# Общий раздел > Форум свободного общения > Юмор >  Свадьба - статусы

## Irina

* В свадебной церемонии участвуют два кольца: одно надевают на палец невесты, другое продевают в нос жениха.

* Если белое - символ невинности, почему жених в черном?

 * В семье все поровну: мужу - галстук, жене - шубу!

* От поцелyя до ссоpы один шаг, а от ссоpы до поцелyя - неделя, а то и новые сапоги!

 * Многие девушки женятся на мужчинах, напоминающих им отца. Не потому ли их матери плачут на свадебной церемонии?

 * Свидетельство о браке - водительские права, которые вручаются до экзамена.

 * Брак - похож на осаждённую крепость; те, кто внутри, хотели бы из неё выбраться; те, кто снаружи, хотели бы ворваться в неё.

* Если ты хочешь, чтобы муж твой время проводил с тобой, то заботься о том, чтобы он ни в каком другом месте не находил столь приятного удовольствия и нежности.

 * Когда на свадьбе невеста бросает букет, все девушки стремятся его поймать, а парни стоят в сторонке и думают: "хоть бы не моя, хоть бы не моя!"

* Если хочешь жениться на умной, красивой и богатой - женись три раза

 * Студенческая свадьба: - Постойте, а почему невеста не пьет? - Так она не скидывалась!

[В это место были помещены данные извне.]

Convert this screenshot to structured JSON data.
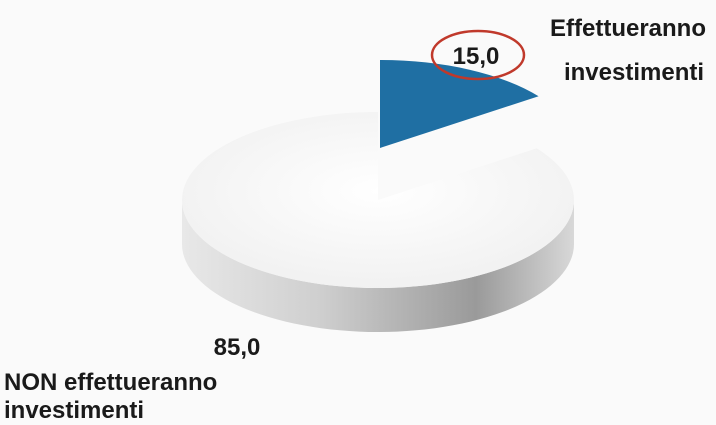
{
  "chart_data": {
    "type": "pie",
    "style": "3d",
    "slices": [
      {
        "label_lines": [
          "Effettueranno",
          "investimenti"
        ],
        "value": 15.0,
        "value_text": "15,0",
        "color": "#1f6fa3",
        "highlighted": true
      },
      {
        "label_lines": [
          "NON effettueranno",
          "investimenti"
        ],
        "value": 85.0,
        "value_text": "85,0",
        "color": "#f2f2f2",
        "side_color": "#9a9a9a",
        "highlighted": false
      }
    ],
    "highlight_color": "#c0392b"
  }
}
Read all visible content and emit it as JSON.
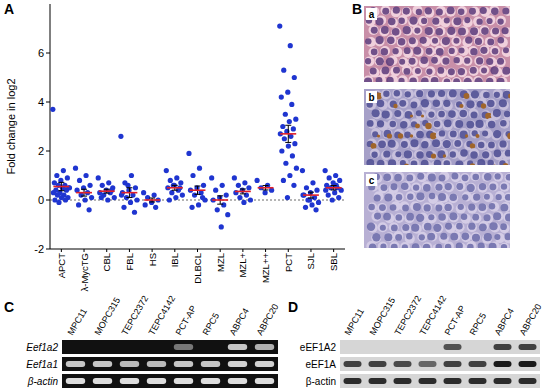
{
  "chart_data": {
    "type": "scatter",
    "panel_label": "A",
    "y_label": "Fold change in log2",
    "categories": [
      "APCT",
      "λ-MycTG",
      "CBL",
      "FBL",
      "HS",
      "IBL",
      "DLBCL",
      "MZL",
      "MZL+",
      "MZL++",
      "PCT",
      "SJL",
      "SBL"
    ],
    "values": [
      [
        3.7,
        1.2,
        1.0,
        0.9,
        0.8,
        0.7,
        0.6,
        0.6,
        0.5,
        0.5,
        0.4,
        0.4,
        0.3,
        0.3,
        0.2,
        0.2,
        0.1,
        0.1,
        0.0,
        0.0,
        -0.1,
        0.5
      ],
      [
        1.3,
        1.0,
        0.8,
        0.6,
        0.5,
        0.4,
        0.3,
        0.2,
        0.1,
        0.0,
        -0.2,
        -0.4
      ],
      [
        0.9,
        0.7,
        0.6,
        0.5,
        0.4,
        0.3,
        0.3,
        0.2,
        0.1,
        0.0,
        0.1,
        0.4
      ],
      [
        2.6,
        1.0,
        0.7,
        0.5,
        0.4,
        0.3,
        0.2,
        0.1,
        0.0,
        -0.1,
        -0.3,
        -0.5,
        0.6,
        0.2
      ],
      [
        0.3,
        0.2,
        0.1,
        0.0,
        -0.1,
        -0.2,
        -0.3
      ],
      [
        1.2,
        0.9,
        0.8,
        0.7,
        0.6,
        0.5,
        0.4,
        0.3,
        0.2,
        0.1,
        0.0,
        0.5,
        0.6
      ],
      [
        1.9,
        1.3,
        1.0,
        0.6,
        0.5,
        0.4,
        0.3,
        0.2,
        0.0,
        -0.2,
        -0.3,
        0.1
      ],
      [
        0.9,
        0.6,
        0.4,
        0.2,
        0.1,
        0.0,
        -0.2,
        -0.4,
        -0.6,
        -1.1
      ],
      [
        0.9,
        0.7,
        0.6,
        0.5,
        0.4,
        0.3,
        0.2,
        0.1,
        0.0,
        -0.1
      ],
      [
        0.8,
        0.6,
        0.5,
        0.4,
        0.3
      ],
      [
        7.1,
        6.3,
        5.3,
        5.0,
        4.4,
        4.2,
        3.9,
        3.5,
        3.3,
        3.2,
        3.0,
        2.9,
        2.8,
        2.7,
        2.6,
        2.5,
        2.3,
        2.2,
        2.0,
        1.8,
        1.5,
        1.3,
        1.0,
        0.8,
        0.6,
        0.1
      ],
      [
        1.2,
        0.7,
        0.5,
        0.4,
        0.3,
        0.2,
        0.1,
        0.0,
        -0.1,
        -0.2,
        -0.3,
        -0.4,
        0.0,
        0.2
      ],
      [
        1.2,
        1.0,
        0.9,
        0.8,
        0.7,
        0.6,
        0.5,
        0.5,
        0.4,
        0.3,
        0.2,
        0.1,
        0.0,
        0.4,
        0.6
      ]
    ],
    "mean": [
      0.55,
      0.3,
      0.36,
      0.3,
      0.0,
      0.5,
      0.4,
      0.0,
      0.35,
      0.5,
      2.7,
      0.2,
      0.5
    ],
    "sem": [
      0.17,
      0.14,
      0.08,
      0.2,
      0.08,
      0.1,
      0.17,
      0.17,
      0.1,
      0.09,
      0.35,
      0.12,
      0.09
    ],
    "color": "#1f35d0",
    "baseline": 0,
    "ylim": [
      -2,
      8
    ],
    "yticks": [
      -2,
      0,
      2,
      4,
      6
    ]
  },
  "histology": {
    "panel_label": "B",
    "labels": [
      "a",
      "b",
      "c"
    ]
  },
  "gel": {
    "panel_label": "C",
    "lanes": [
      "MPC11",
      "MOPC315",
      "TEPC2372",
      "TEPC4142",
      "PCT-AP",
      "RPC5",
      "ABPC4",
      "ABPC20"
    ],
    "rows": [
      {
        "label": "Eef1a2",
        "bands": [
          0,
          0,
          0,
          0,
          0.45,
          0,
          0.8,
          0.7
        ]
      },
      {
        "label": "Eef1a1",
        "bands": [
          0.8,
          0.8,
          0.75,
          0.75,
          0.8,
          0.8,
          0.85,
          0.85
        ]
      },
      {
        "label": "β-actin",
        "bands": [
          0.9,
          0.9,
          0.9,
          0.9,
          0.9,
          0.9,
          0.9,
          0.9
        ]
      }
    ]
  },
  "western": {
    "panel_label": "D",
    "lanes": [
      "MPC11",
      "MOPC315",
      "TEPC2372",
      "TEPC4142",
      "PCT-AP",
      "RPC5",
      "ABPC4",
      "ABPC20"
    ],
    "rows": [
      {
        "label": "eEF1A2",
        "bands": [
          0,
          0,
          0,
          0,
          0.7,
          0,
          0.8,
          0.8
        ]
      },
      {
        "label": "eEF1A",
        "bands": [
          0.8,
          0.8,
          0.75,
          0.6,
          0.8,
          0.8,
          1,
          1
        ]
      },
      {
        "label": "β-actin",
        "bands": [
          0.9,
          0.9,
          0.9,
          0.9,
          0.9,
          0.9,
          0.9,
          0.9
        ]
      }
    ]
  }
}
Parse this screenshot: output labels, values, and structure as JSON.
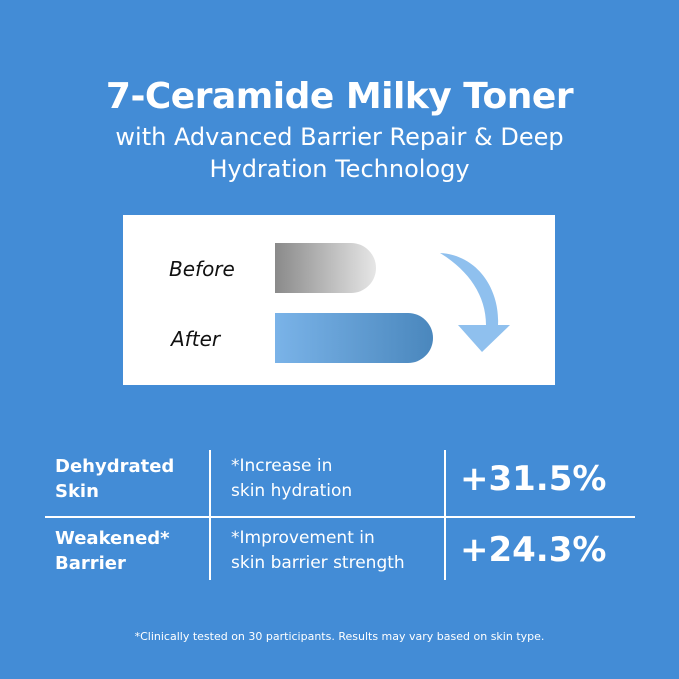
{
  "title": "7-Ceramide Milky Toner",
  "subtitle_lines": [
    "with Advanced Barrier Repair & Deep",
    "Hydration Technology"
  ],
  "comparison": {
    "before_label": "Before",
    "after_label": "After",
    "colors": {
      "before": [
        "#8a8a8a",
        "#e6e6e6"
      ],
      "after": [
        "#7ab3e8",
        "#4a87bd"
      ],
      "arrow": "#8fc0ee"
    }
  },
  "rows": [
    {
      "category": [
        "Dehydrated",
        "Skin"
      ],
      "description": [
        "*Increase in",
        "skin hydration"
      ],
      "value": "+31.5%"
    },
    {
      "category": [
        "Weakened*",
        "Barrier"
      ],
      "description": [
        "*Improvement in",
        "skin barrier strength"
      ],
      "value": "+24.3%"
    }
  ],
  "footnote": "*Clinically tested on 30 participants. Results may vary  based on skin type."
}
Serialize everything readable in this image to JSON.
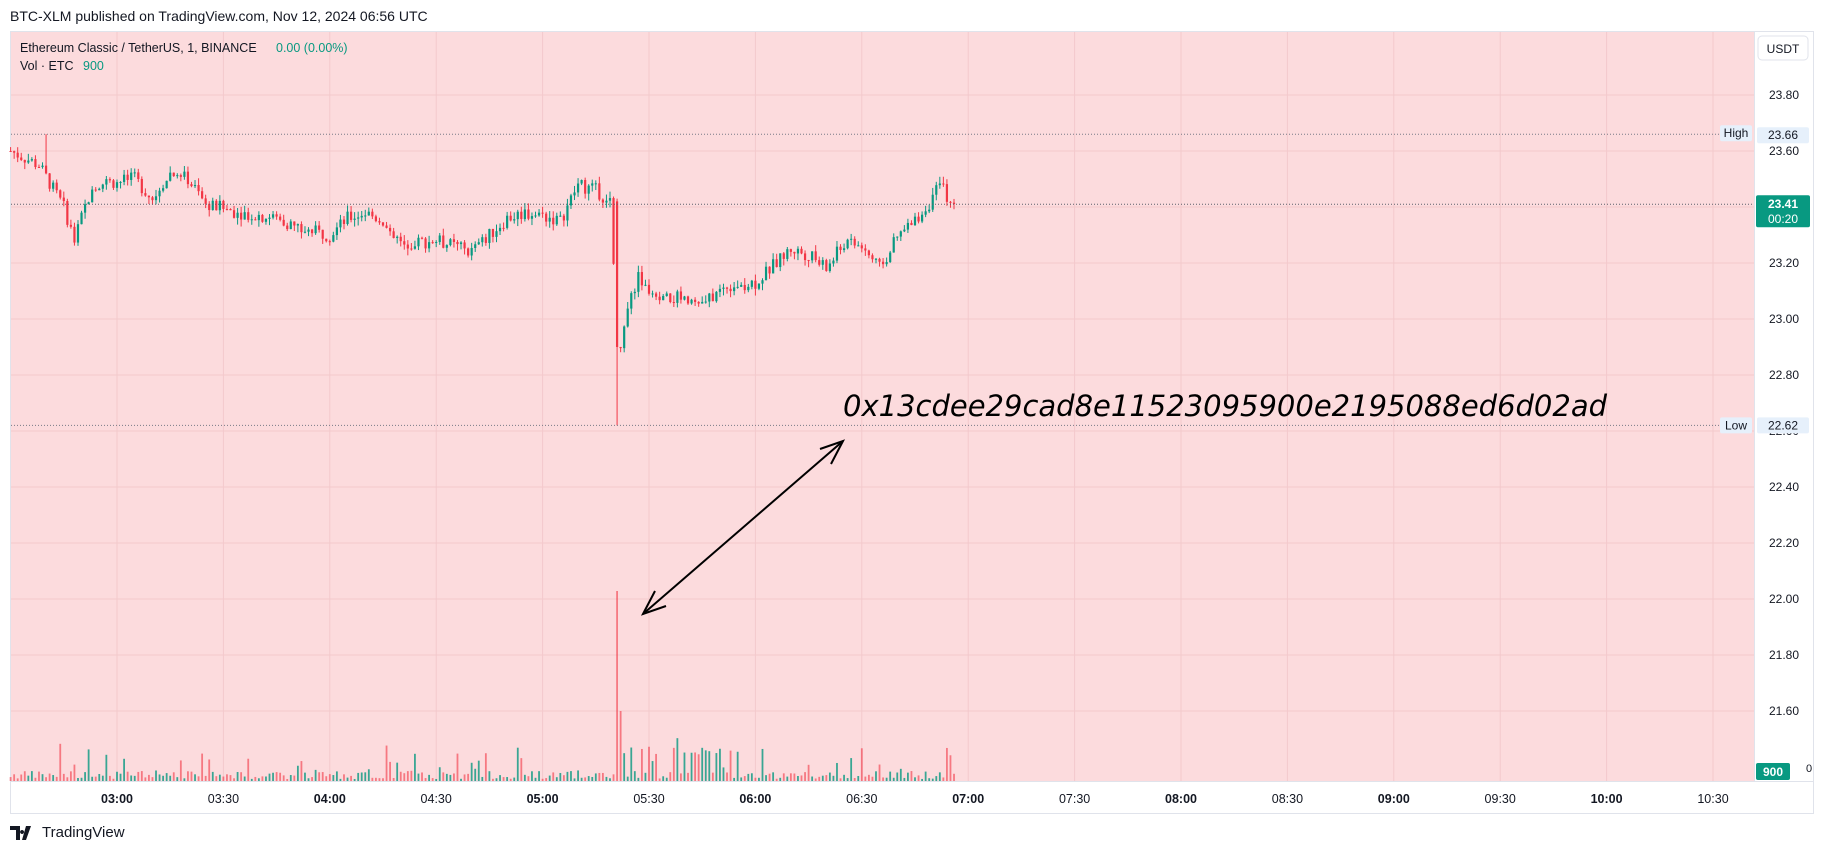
{
  "header": {
    "published": "BTC-XLM published on TradingView.com, Nov 12, 2024 06:56 UTC"
  },
  "legend": {
    "symbol": "Ethereum Classic / TetherUS, 1, BINANCE",
    "change": "0.00 (0.00%)",
    "volume_label": "Vol · ETC",
    "volume_value": "900"
  },
  "currency": "USDT",
  "footer": {
    "brand": "TradingView"
  },
  "annotation": {
    "text": "0x13cdee29cad8e11523095900e2195088ed6d02ad"
  },
  "colors": {
    "up": "#089981",
    "down": "#f23645",
    "background": "#fcdbdd",
    "accent": "#2962ff"
  },
  "chart_data": {
    "type": "candlestick",
    "interval": "1 minute",
    "price_axis": {
      "ylim": [
        21.4,
        23.93
      ],
      "ticks": [
        "23.80",
        "23.60",
        "23.40",
        "23.20",
        "23.00",
        "22.80",
        "22.60",
        "22.40",
        "22.20",
        "22.00",
        "21.80",
        "21.60"
      ],
      "bottom_label": "0"
    },
    "time_axis": {
      "ticks": [
        "03:00",
        "03:30",
        "04:00",
        "04:30",
        "05:00",
        "05:30",
        "06:00",
        "06:30",
        "07:00",
        "07:30",
        "08:00",
        "08:30",
        "09:00",
        "09:30",
        "10:00",
        "10:30"
      ]
    },
    "markers": {
      "high": {
        "label": "High",
        "value": "23.66"
      },
      "low": {
        "label": "Low",
        "value": "22.62"
      }
    },
    "last_price": {
      "value": "23.41",
      "countdown": "00:20"
    },
    "volume_last": "900",
    "price_path": [
      [
        "02:30",
        23.6
      ],
      [
        "02:38",
        23.55
      ],
      [
        "02:45",
        23.4
      ],
      [
        "02:48",
        23.28
      ],
      [
        "02:53",
        23.48
      ],
      [
        "03:05",
        23.5
      ],
      [
        "03:10",
        23.43
      ],
      [
        "03:15",
        23.52
      ],
      [
        "03:20",
        23.5
      ],
      [
        "03:25",
        23.41
      ],
      [
        "03:35",
        23.38
      ],
      [
        "03:45",
        23.36
      ],
      [
        "03:52",
        23.32
      ],
      [
        "04:00",
        23.3
      ],
      [
        "04:05",
        23.36
      ],
      [
        "04:10",
        23.38
      ],
      [
        "04:15",
        23.35
      ],
      [
        "04:20",
        23.27
      ],
      [
        "04:30",
        23.28
      ],
      [
        "04:40",
        23.24
      ],
      [
        "04:45",
        23.3
      ],
      [
        "04:50",
        23.36
      ],
      [
        "04:55",
        23.38
      ],
      [
        "05:00",
        23.37
      ],
      [
        "05:05",
        23.35
      ],
      [
        "05:10",
        23.48
      ],
      [
        "05:15",
        23.46
      ],
      [
        "05:19",
        23.42
      ],
      [
        "05:21",
        22.95
      ],
      [
        "05:22",
        22.9
      ],
      [
        "05:24",
        23.05
      ],
      [
        "05:27",
        23.15
      ],
      [
        "05:32",
        23.06
      ],
      [
        "05:40",
        23.08
      ],
      [
        "05:45",
        23.05
      ],
      [
        "05:52",
        23.12
      ],
      [
        "06:00",
        23.13
      ],
      [
        "06:05",
        23.19
      ],
      [
        "06:10",
        23.25
      ],
      [
        "06:15",
        23.23
      ],
      [
        "06:20",
        23.18
      ],
      [
        "06:25",
        23.27
      ],
      [
        "06:30",
        23.26
      ],
      [
        "06:35",
        23.18
      ],
      [
        "06:40",
        23.29
      ],
      [
        "06:45",
        23.35
      ],
      [
        "06:50",
        23.43
      ],
      [
        "06:52",
        23.48
      ],
      [
        "06:55",
        23.42
      ],
      [
        "06:56",
        23.41
      ]
    ]
  }
}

 * - Обожаю свадьбы. Все счастливы, всё красиво, да ещё и торт дают. - Невеста притворяется, что она девственница, жених - что нашёл одну-единственную, родители с обеих сторон - что нравятся друг другу.

 * Вы знаете, почему женщины смотрят порнофильмы до конца? Потому что думают, что в конце будет свадьба!

 * Даже чистосердечное признание (в любви) не освобождает от заключения (брака).

 * Замужество – это мираж в пустыне с дворцами, пальмами и верблюдом. Сначала исчезает дворец, потом пальмы, и ты, наконец, остаёшься один на один с верблюдом.

* Золушка: Туфелька мне подошла, когда свадьба?
      Принц: Это был полуфинал. Сейчас будем мерить бюстгальтер №5...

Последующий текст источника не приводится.